Na szczęście oznacza to, że wyspa będzie miała dla mnie więcej niespodzianek w ciągu najbliższych kilku tygodni. Do moich najszczęśliwszych chwil do tej pory należały nieoczekiwane typy: przemykanie się po wąskich drogach Pierścienia Niedźwiedzia, przypadkowe zgubienie się nad Connemarą w krajobrazie przypominającym Marsa. Nad nieoznaczonym jeziorem zatrzymaliśmy się, aby zrobić zdjęcia nieruchomym wodom na tle gór, podczas gdy pracownicy palili pędzel w tle.
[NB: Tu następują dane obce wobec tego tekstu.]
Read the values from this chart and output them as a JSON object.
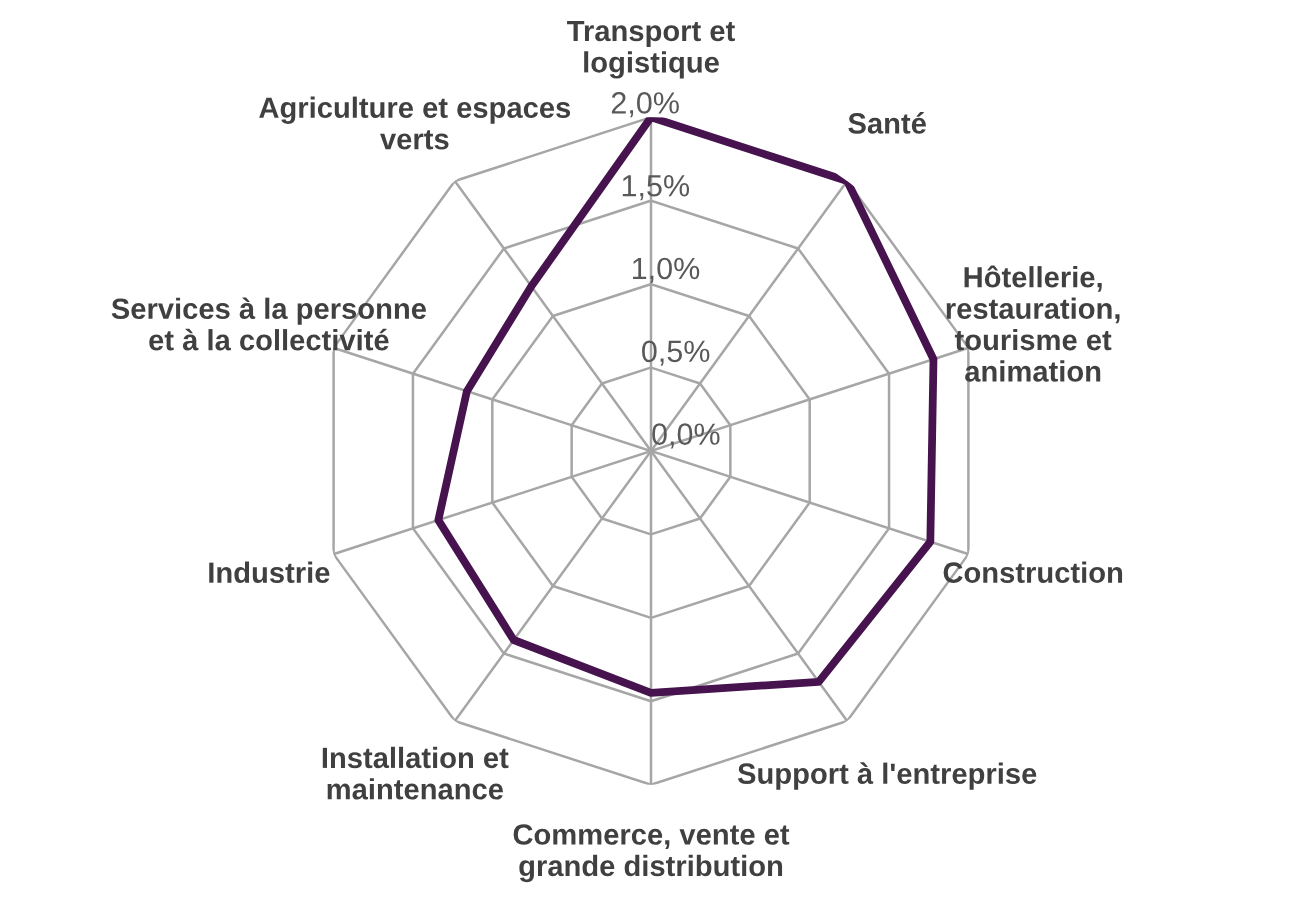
{
  "chart_data": {
    "type": "radar",
    "categories": [
      "Transport et\nlogistique",
      "Santé",
      "Hôtellerie,\nrestauration,\ntourisme et\nanimation",
      "Construction",
      "Support à l'entreprise",
      "Commerce, vente et\ngrande distribution",
      "Installation et\nmaintenance",
      "Industrie",
      "Services à la personne\net à la collectivité",
      "Agriculture et espaces\nverts"
    ],
    "series": [
      {
        "color": "#47134f",
        "values": [
          2.0,
          2.0,
          1.78,
          1.76,
          1.71,
          1.45,
          1.4,
          1.34,
          1.16,
          1.22
        ]
      }
    ],
    "ylim": [
      0,
      2.0
    ],
    "yticks": [
      {
        "value": 0,
        "label": "0,0%"
      },
      {
        "value": 0.5,
        "label": "0,5%"
      },
      {
        "value": 1.0,
        "label": "1,0%"
      },
      {
        "value": 1.5,
        "label": "1,5%"
      },
      {
        "value": 2.0,
        "label": "2,0%"
      }
    ],
    "grid": true,
    "marker": "none",
    "line_style": "solid"
  }
}
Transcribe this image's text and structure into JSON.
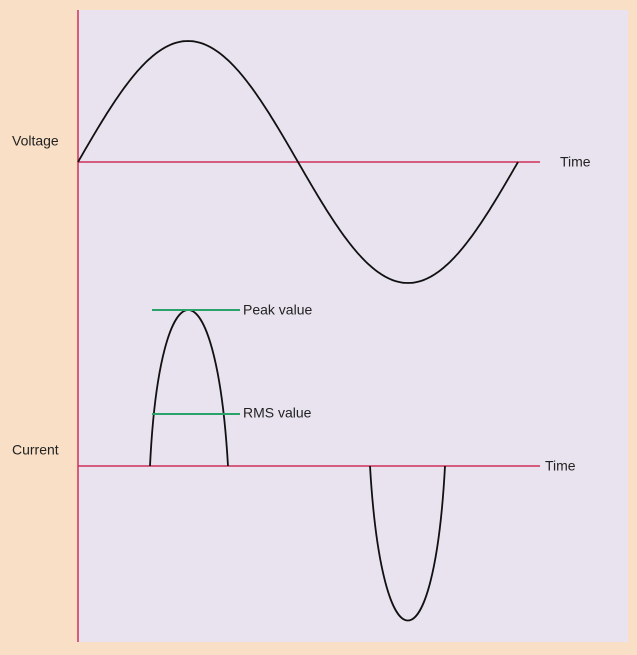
{
  "voltage": {
    "label": "Voltage",
    "axis_label": "Time"
  },
  "current": {
    "label": "Current",
    "axis_label": "Time",
    "peak_label": "Peak value",
    "rms_label": "RMS value"
  }
}
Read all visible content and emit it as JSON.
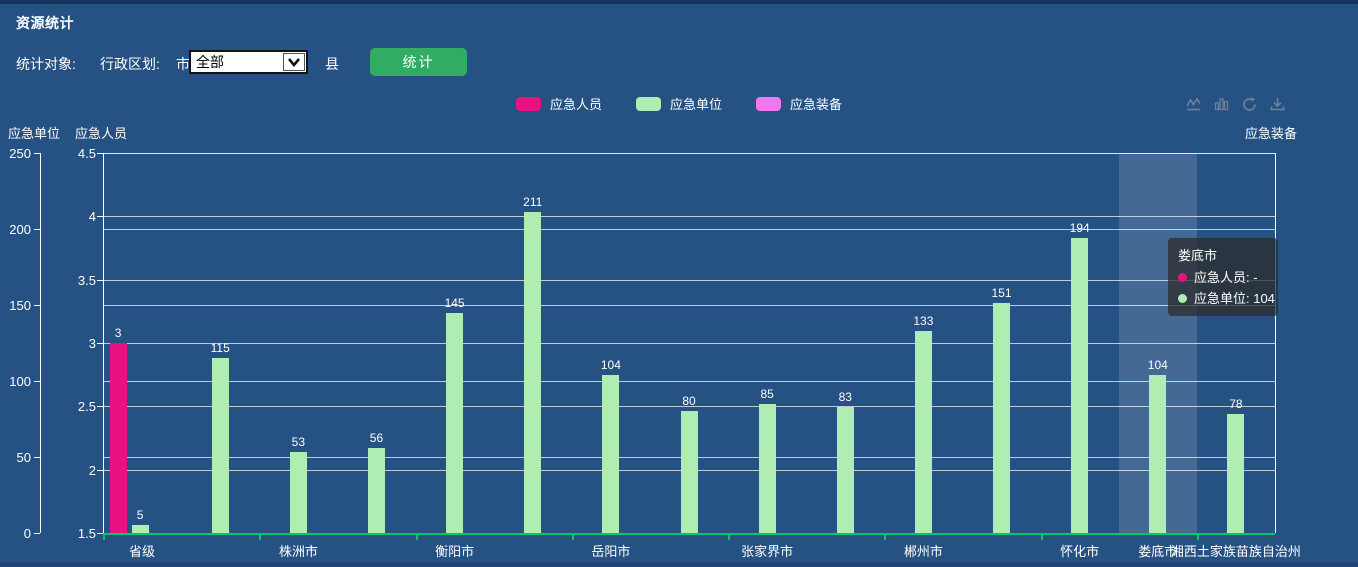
{
  "header": {
    "title": "资源统计"
  },
  "filters": {
    "stat_object_label": "统计对象:",
    "region_label": "行政区划:",
    "city_label": "市",
    "city_select_value": "全部",
    "county_label": "县",
    "stat_button_label": "统计"
  },
  "legend": [
    {
      "label": "应急人员",
      "color": "#ea1283"
    },
    {
      "label": "应急单位",
      "color": "#afedb2"
    },
    {
      "label": "应急装备",
      "color": "#f078ee"
    }
  ],
  "toolbox": {
    "icons": [
      "line-chart",
      "bar-chart",
      "restore",
      "download"
    ]
  },
  "colors": {
    "background": "#265183",
    "xaxis_green": "#00c96b",
    "button_green": "#31ad63",
    "icon_gray": "#73849b"
  },
  "chart_data": {
    "type": "bar",
    "categories": [
      "省级",
      "",
      "株洲市",
      "",
      "衡阳市",
      "",
      "岳阳市",
      "",
      "张家界市",
      "",
      "郴州市",
      "",
      "怀化市",
      "娄底市",
      "湘西土家族苗族自治州"
    ],
    "x_labels_visible": [
      "省级",
      "株洲市",
      "衡阳市",
      "岳阳市",
      "张家界市",
      "郴州市",
      "怀化市",
      "湘西土家族苗族自治州"
    ],
    "series": [
      {
        "name": "应急人员",
        "color": "#ea1283",
        "yaxis": "person",
        "values": [
          3,
          null,
          null,
          null,
          null,
          null,
          null,
          null,
          null,
          null,
          null,
          null,
          null,
          null,
          null
        ]
      },
      {
        "name": "应急单位",
        "color": "#afedb2",
        "yaxis": "unit",
        "values": [
          5,
          115,
          53,
          56,
          145,
          211,
          104,
          80,
          85,
          83,
          133,
          151,
          194,
          104,
          78
        ]
      },
      {
        "name": "应急装备",
        "color": "#f078ee",
        "yaxis": "equip",
        "values": [
          null,
          null,
          null,
          null,
          null,
          null,
          null,
          null,
          null,
          null,
          null,
          null,
          null,
          null,
          null
        ]
      }
    ],
    "axes": {
      "unit": {
        "name": "应急单位",
        "min": 0,
        "max": 250,
        "ticks": [
          0,
          50,
          100,
          150,
          200,
          250
        ]
      },
      "person": {
        "name": "应急人员",
        "min": 1.5,
        "max": 4.5,
        "ticks": [
          1.5,
          2,
          2.5,
          3,
          3.5,
          4,
          4.5
        ]
      },
      "equip": {
        "name": "应急装备"
      }
    },
    "highlight_category_index": 13,
    "grid": true,
    "legend_position": "top-center"
  },
  "tooltip": {
    "title": "娄底市",
    "rows": [
      {
        "text": "应急人员: -",
        "color": "#ea1283"
      },
      {
        "text": "应急单位: 104",
        "color": "#afedb2"
      }
    ]
  }
}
Kiedy wróciliśmy do samochodu i skręciliśmy za róg, zobaczyliśmy pędzącą w naszym kierunku wozę strażacką i śmialiśmy się z tego, że radośnie robimy zdjęcia, podczas gdy pechowy pracownik spanikował spaleniem krajobrazu bezpośrednio za nami. W jednopokojowym pubie cuchnącym moczem w Ballinie spotkałem mężczyznę, który powiedział mi, że świat jest płaski. Jego towarzysz za nim robił międzynarodowy symbol „kukułki”, obracając palcami wskazującymi w swojej świątyni, a kiedy wychodziliśmy, powiedział: „Teraz widziałeś prawdziwy irlandzki pub”.

Przyjechałem do Irlandii z nadzieją na wypełnienie luki między Szmaragdową Wyspą a moją własną wyspą, aby poznać to miejsce. Ale twierdzenie, że to zrobiłem, byłoby samolubne, ponieważ jest tak wiele rzeczy, których nigdy nie mogę wiedzieć. Podtekst niepokoju i walki przenika nawet największy irlandzki szał. Cathal ogłosił, że jego domownik jest jedynym Irlandczykiem, gdzie angielski jest drugim językiem, ponieważ „mamy rozmawiać po irlandzku”. W łazienkowych straganach pubu Tigh Neachtains w Galway na ścianach zdobią graffiti ogłaszające wolność od UE.

Nigdy tak naprawdę nie będę wiedział, od czego zaczęła się historia mojej rodziny. Jak powiedziano mi, szukając mojego drogiego Patricka Walsha, wszystko, co mogę teraz zrobić, to „oddychać powietrzem”. Ta historia jest prawdziwa i bolesna i zaczyna się gdzieś.